La configuration de CARP se fait en fait comme pour une interface réseau classique :

R1:

/etc/hostname.carp0:

vhid 125 pass pwd12345 carpdev vlan0 advbase 3 advskew 1 state master
30.30.30.254 netmask 255.255.255.0

R2:

/etc/rc.conf:

[...]
ifconfig_dwc0_300_alias0="vhid 125 advbase 3 advskew 200 \
  state backup pass pwd12345 alias 30.30.30.254/24"

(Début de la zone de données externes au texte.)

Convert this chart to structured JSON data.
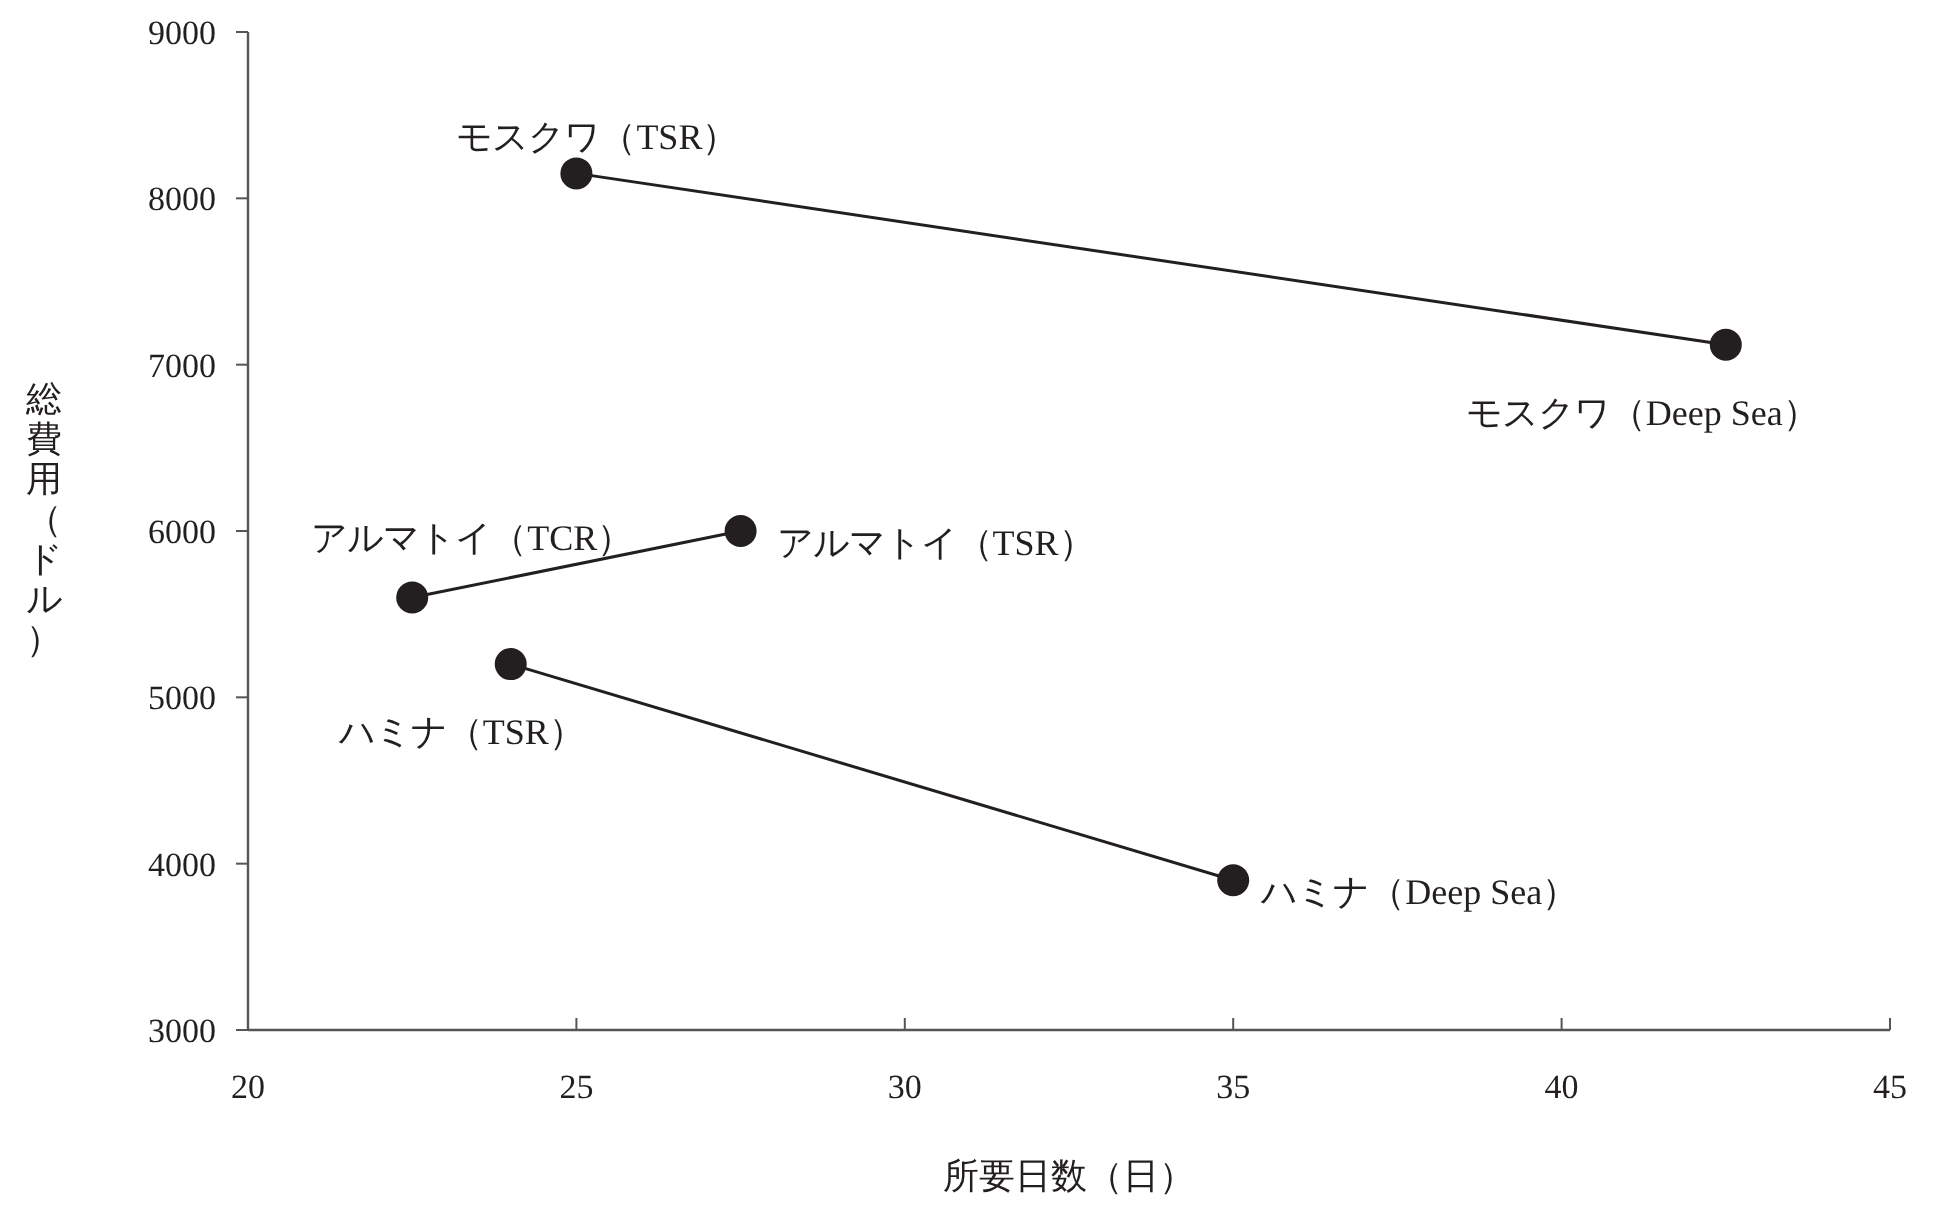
{
  "chart_data": {
    "type": "line",
    "xlabel": "所要日数（日）",
    "ylabel": "総費用（ドル）",
    "xlim": [
      20,
      45
    ],
    "xticks": [
      20,
      25,
      30,
      35,
      40,
      45
    ],
    "ylim": [
      3000,
      9000
    ],
    "yticks": [
      3000,
      4000,
      5000,
      6000,
      7000,
      8000,
      9000
    ],
    "marker": "circle",
    "line_style": "solid",
    "grid": false,
    "series": [
      {
        "color": "#231f20",
        "x": [
          25,
          42.5
        ],
        "values": [
          8150,
          7120
        ]
      },
      {
        "color": "#231f20",
        "x": [
          22.5,
          27.5
        ],
        "values": [
          5600,
          6000
        ]
      },
      {
        "color": "#231f20",
        "x": [
          24,
          35
        ],
        "values": [
          5200,
          3900
        ]
      }
    ],
    "annotations": [
      {
        "text": "モスクワ（TSR）",
        "x": 25,
        "y": 8150
      },
      {
        "text": "モスクワ（Deep Sea）",
        "x": 42.5,
        "y": 7120
      },
      {
        "text": "アルマトイ（TCR）",
        "x": 22.5,
        "y": 5600
      },
      {
        "text": "アルマトイ（TSR）",
        "x": 27.5,
        "y": 6000
      },
      {
        "text": "ハミナ（TSR）",
        "x": 24,
        "y": 5200
      },
      {
        "text": "ハミナ（Deep Sea）",
        "x": 35,
        "y": 3900
      }
    ]
  }
}
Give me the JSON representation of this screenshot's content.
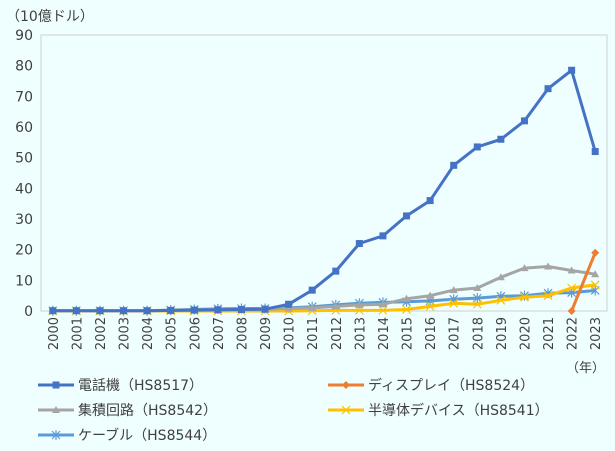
{
  "chart_data": {
    "type": "line",
    "title": "",
    "ylabel": "（10億ドル）",
    "xlabel": "（年）",
    "ylim": [
      0,
      90
    ],
    "yticks": [
      0,
      10,
      20,
      30,
      40,
      50,
      60,
      70,
      80,
      90
    ],
    "grid": false,
    "legend_position": "bottom",
    "x": [
      "2000",
      "2001",
      "2002",
      "2003",
      "2004",
      "2005",
      "2006",
      "2007",
      "2008",
      "2009",
      "2010",
      "2011",
      "2012",
      "2013",
      "2014",
      "2015",
      "2016",
      "2017",
      "2018",
      "2019",
      "2020",
      "2021",
      "2022",
      "2023"
    ],
    "series": [
      {
        "name": "電話機（HS8517）",
        "color": "#4472c4",
        "marker": "square",
        "values": [
          0.1,
          0.1,
          0.1,
          0.1,
          0.1,
          0.2,
          0.3,
          0.4,
          0.5,
          0.6,
          2.2,
          6.8,
          13,
          22,
          24.5,
          31,
          36,
          47.5,
          53.5,
          56,
          62,
          72.5,
          78.5,
          52
        ]
      },
      {
        "name": "ディスプレイ（HS8524）",
        "color": "#ed7d31",
        "marker": "diamond",
        "values": [
          null,
          null,
          null,
          null,
          null,
          null,
          null,
          null,
          null,
          null,
          null,
          null,
          null,
          null,
          null,
          null,
          null,
          null,
          null,
          null,
          null,
          null,
          0,
          19
        ]
      },
      {
        "name": "集積回路（HS8542）",
        "color": "#a5a5a5",
        "marker": "triangle",
        "values": [
          0.1,
          0.1,
          0.1,
          0.1,
          0.1,
          0.2,
          0.3,
          0.4,
          0.5,
          0.6,
          0.8,
          1.0,
          1.5,
          2.0,
          2.2,
          4.0,
          5.0,
          6.8,
          7.5,
          11,
          14,
          14.5,
          13.2,
          12
        ]
      },
      {
        "name": "半導体デバイス（HS8541）",
        "color": "#ffc000",
        "marker": "x",
        "values": [
          0,
          0,
          0,
          0,
          0,
          0,
          0,
          0,
          0,
          0,
          0,
          0.1,
          0.2,
          0.2,
          0.2,
          0.5,
          1.5,
          2.5,
          2.2,
          3.5,
          4.5,
          5,
          7.5,
          8.5
        ]
      },
      {
        "name": "ケーブル（HS8544）",
        "color": "#5b9bd5",
        "marker": "star",
        "values": [
          0.1,
          0.1,
          0.1,
          0.1,
          0.1,
          0.3,
          0.5,
          0.7,
          0.8,
          0.8,
          1.0,
          1.4,
          2.0,
          2.5,
          2.8,
          3.0,
          3.3,
          3.8,
          4.2,
          4.8,
          5.0,
          5.8,
          6.0,
          6.7
        ]
      }
    ]
  }
}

Une fois que CARP est mis en place, nous configurons PF, pour filtrer les flux que nous laissons passer sur notre réseau. Les configurations suivantes, différentes pour R1 et R2 (puisque FreeBSD et OpenBSD n’utilisent pas les mêmes versions de PF), sont évidemment à modifier en fonction de votre installation: elles sont très minimales (ne laissant même pas passer le http…)

Pour R1:

/etc/pf.conf:

set skip on lo

# définition des variables
int="30.30.30.0/24"
ext="0.0.0.0/0"
int_addr="30.30.30.1"
int_if="vlan0"
ext_if="vlan1"

# defaut : bloquage
block all

# vérification des paquets, anti-spoofing
antispoof for $int_if
antispoof for $ext_if

# nous laissons passer l'icmp
pass proto icmp

# nous mettons en place le NAT de l'interieur vers Internet
pass in on $int_if from $int to any keep state
pass out on $ext_if from $int to $ext nat-to $int_if keep state

# carp, pfsync et dhcpsync
pass out on $int_if proto carp keep state
pass quick on $int_if proto pfsync keep state
pass in on $int_if proto udp to any port 8067 keep state
pass out on $int_if proto udp to any port 8067 keep state

# nous laissons passer les connexions SSH vers le routeur
pass in on $int_if proto tcp from $int to $int_addr port ssh keep state
pass out on $int_if proto tcp from $int_addr port ssh to $int keep state

Et pour R2:

/etc/pf.conf:

set skip on lo

# définition des variables
int="30.30.30.0/24"
ext="0.0.0.0/0"
int_addr="30.30.30.2"
int_if="dwc0.300"
ext_if="dwc0.500"

# défaut : bloquage
block all

# vérification des paquets, anti-spoofing
antispoof for $int_if
antispoof for $ext_if

# nous laissons passer l'icmp
pass proto icmp

# nous mettons en place le NAT de l'interieur vers Internet
nat on $ext_if from $int to any -> ($ext_if)
pass in on $int_if from $int to any keep state
pass out on $ext_if from any to $ext

# carp, pfsync et dhcpsync
pass out on $int_if inet proto carp keep state
pass quick on $int_if inet proto pfsync keep state
pass in on $int_if inet proto udp to port 8067 keep state
pass out on $int_if inet proto udp to port 8067 keep state

# nous laissons passer les connexions SSH vers le routeur
pass in on $int_if inet proto tcp from $int to $int_addr \
port ssh keep state
pass out on $int_if inet proto tcp from $int to $int_addr \
port ssh keep state

Une fois que PF est configuré, on passe a pfsync, qui permet de synchroniser l’état de deux instances de PF, même de versions différentes (je trouve ce truc génial):

Pour R1:

/etc/hostname.pfsync0:

syncdev vlan0 syncpeer 30.30.30.2

Et pour R2:

/etc/rc.conf:

pfsync_enable="YES"
pfsync_syncdev="dwc0.300"
pfsync_syncpeer="30.30.30.1"

Passons à ifstated. Puisque R1 supporte le multihoming mais pas R2, nous allons faire en sorte que R1 aie une route multipath vers R2. De cette façon, R1 (qui est la machine principale pour CARP, et reçoit donc toutes les connexions venant du réseau interne), transmet la moitié de ces connexions vers R2, qui les gère comme nécessaire. Si R1 arrête de fonctionner, R2 récupère l’ensemble des connexions (grâce a CARP), qui ne sont pas interrompues (grâce a pfsync). Si R2 arrête de fonctionner, ifstated rentre en action et retire la route multipath de R1 vers R2, ce qui permet d’éviter de transmettre la moitié des connexions à un routeur qui ne fonctionne plus (c’est en général une chose a éviter).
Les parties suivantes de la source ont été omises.